Book extract: Talk to your kids about sex predators

The day the dragon came
The day the dragon came

The Day the Dragon Came by Fanie Viljoen

Human & Rousseau

96 pages

R96 at

Two new kids’ books – one for girls and one for boys – by Fanie Viljoen tackle the subject of children being preyed on by sexual abusers and how they need to protect themselves from harm.

In this extract from the book for boys, a teacher has a talk with her class, offering parents a way in to the subject

Miss Arendse’s important lesson

By the following week, Kevin had forgotten about what had happened in the car. But in class, Miss Arendse said something that reminded him of the secret.

As usual, the teacher was standing in front of the blackboard. Her hair was neatly combed, her mouth pursed and red like a strawberry.

“Boys and girls, today we’re going to discuss something very important,” she said. She looked sternly around the class.

Kevin and Ethan looked at each other and frowned. Miss Arendse had never been so serious before.

“Today we’re going to talk about ourselves, about our bodies.” A few of the boys sniggered. Miss Arendse put two pictures on the board, one of a girl and one of a boy.

Some of the boys and girls giggled again, but they quickly stopped when Miss Arendse gave them a serious look. Then she went on.

“Our bodies belong to us. We need to look after them well. Other people are not allowed to touch us without our permission. Which parts of our bodies do you think I’m talking about?”

“Our noses,” answered one of the naughty boys in class.

Miss Arendse rolled her eyes. “No, Jack. I’m talking about ANY part of your body where someone else’s touch makes you feel uncomfortable or scared. But ESPECIALLY between your legs, your bottom and on your chest.”

Miss Arendse pointed to the pictures on the board again. “Only doctors and nurses are allowed to touch those areas if they have to examine us and make us well again.”

“Or someone who’s bathing us,” said one of the other boys, and everyone laughed again.

Miss Arendse frowned. “You’re all big children now. You can bathe yourself. Unless you’re sick or something and someone needs to help you. Right?”

“Yes, miss,” everyone chorused together.

“And we won’t allow other people to touch us there. Okay?”

“Yes, miss.”

Suddenly, Kevin thought back to that morning in the car. Uncle Jason had touched him between his legs. But that was an accident. He’d said he was sorry. And he was a nice man, wasn’t he?

No, he thought, no need to worry about Uncle Jason.

Miss Arendse cleared her throat to get everyone’s attention. “If anyone touches your body and you feel uncomfortable or afraid, remember this rhyme:

“My body’s my treasure, I’m proud as can be.

For ever and ever it belongs to me.

We all have a treasure, like silver and gold,

with fingers that tickle, and arms that will hold.

But –

I don’t have to hug or cuddle or kiss you.

If I don’t feel safe, I really don’t need to.

I won’t keep bad secrets, I’ll blurt it right out:

If ever you hurt me, I’ll scream and I’ll shout!

A treasure is sacred, not a thing to neglect.

So please treat my body with love and respect.”

Miss Arendse made them repeat the poem over and over again in class. She listened until she was satisfied that they knew it by heart.

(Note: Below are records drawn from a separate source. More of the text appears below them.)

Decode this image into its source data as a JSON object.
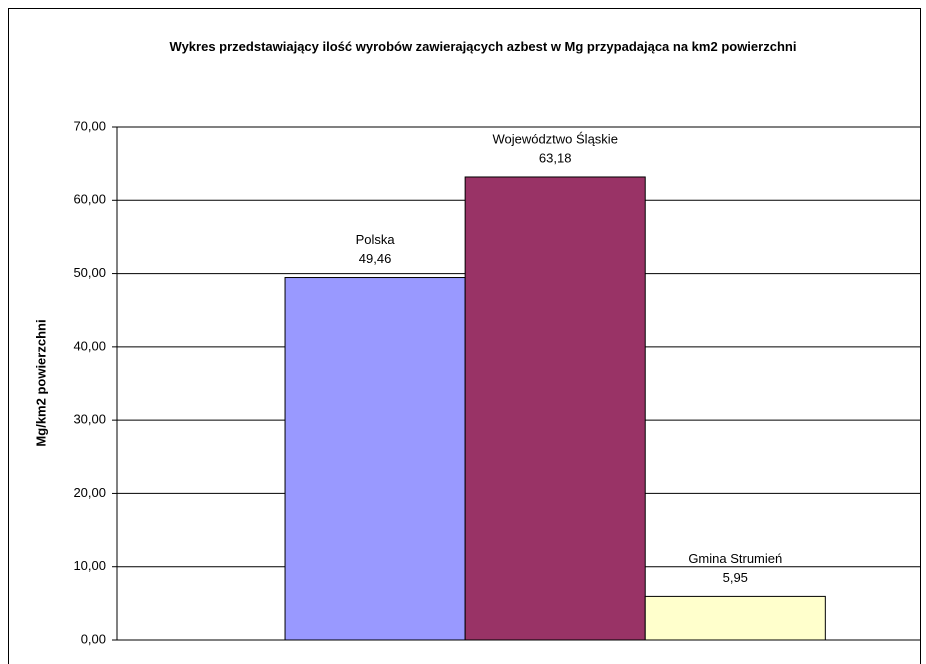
{
  "chart_data": {
    "type": "bar",
    "title": "Wykres przedstawiający ilość wyrobów zawierających azbest w Mg przypadająca na km2 powierzchni",
    "y_label": "Mg/km2 powierzchni",
    "categories": [
      null
    ],
    "series": [
      {
        "name": "Polska",
        "color": "#9999ff",
        "values": [
          49.46
        ],
        "value_labels": [
          "49,46"
        ]
      },
      {
        "name": "Województwo Śląskie",
        "color": "#993366",
        "values": [
          63.18
        ],
        "value_labels": [
          "63,18"
        ]
      },
      {
        "name": "Gmina Strumień",
        "color": "#ffffcc",
        "values": [
          5.95
        ],
        "value_labels": [
          "5,95"
        ]
      }
    ],
    "ylim": [
      0,
      70
    ],
    "yticks": [
      {
        "value": 0,
        "label": "0,00"
      },
      {
        "value": 10,
        "label": "10,00"
      },
      {
        "value": 20,
        "label": "20,00"
      },
      {
        "value": 30,
        "label": "30,00"
      },
      {
        "value": 40,
        "label": "40,00"
      },
      {
        "value": 50,
        "label": "50,00"
      },
      {
        "value": 60,
        "label": "60,00"
      },
      {
        "value": 70,
        "label": "70,00"
      }
    ],
    "grid": true
  }
}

Then she put up a new picture. “Now I want to tell you about the SAFE HAND.”

Everyone put a hand up in the air as Miss Arendse showed them to do.

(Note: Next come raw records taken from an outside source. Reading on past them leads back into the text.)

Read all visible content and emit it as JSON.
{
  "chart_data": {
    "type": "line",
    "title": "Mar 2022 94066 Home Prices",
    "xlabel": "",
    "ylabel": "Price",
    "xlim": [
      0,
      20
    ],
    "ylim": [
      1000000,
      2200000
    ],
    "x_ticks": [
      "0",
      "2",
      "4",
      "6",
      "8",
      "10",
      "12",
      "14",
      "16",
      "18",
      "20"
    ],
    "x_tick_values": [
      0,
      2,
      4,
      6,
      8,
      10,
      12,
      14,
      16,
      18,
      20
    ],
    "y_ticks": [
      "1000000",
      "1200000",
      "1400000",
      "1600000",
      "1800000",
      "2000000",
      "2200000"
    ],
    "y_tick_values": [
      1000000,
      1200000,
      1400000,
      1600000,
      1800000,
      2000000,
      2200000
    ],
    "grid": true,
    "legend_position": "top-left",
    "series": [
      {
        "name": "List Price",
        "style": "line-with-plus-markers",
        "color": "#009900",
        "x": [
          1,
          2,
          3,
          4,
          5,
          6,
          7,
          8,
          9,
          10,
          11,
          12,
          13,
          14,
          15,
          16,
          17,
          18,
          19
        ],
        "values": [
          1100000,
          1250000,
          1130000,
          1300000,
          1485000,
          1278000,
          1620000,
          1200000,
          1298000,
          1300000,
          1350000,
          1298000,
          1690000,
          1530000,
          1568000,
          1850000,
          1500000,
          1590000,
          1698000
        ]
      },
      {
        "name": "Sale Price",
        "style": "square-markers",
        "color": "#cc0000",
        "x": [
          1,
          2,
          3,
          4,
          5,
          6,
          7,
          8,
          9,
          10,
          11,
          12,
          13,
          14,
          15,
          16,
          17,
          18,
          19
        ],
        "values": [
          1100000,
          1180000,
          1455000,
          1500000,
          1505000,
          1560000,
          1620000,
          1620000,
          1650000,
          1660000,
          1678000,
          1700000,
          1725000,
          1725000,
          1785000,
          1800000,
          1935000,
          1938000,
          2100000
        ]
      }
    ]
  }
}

“If anything bad ever happens to you, you have to tell five people. One for every finger on your hand. If the first person can’t help, you have to tell the next person. And if he or she can’t help, you have to tell the next one. I want you to decide now who the people on your safe hand will be.”

Kevin thought and thought. He noticed that Ethan quickly wrote down five names.

Finally, Kevin’s list was done too.

Too late he remembered Uncle Jason. But now all his fingers were taken.

“Great,” said Miss Arendse when everyone was done. “Good work! Let’s see if you can remember that rhyme again.”

The class stood up and repeated the rhyme three times.

Later that afternoon, the words were still stuck in Kevin’s head. He looked at his Safe Hand and remembered the names.

If anyone tried anything funny with him, he would know exactly what to do.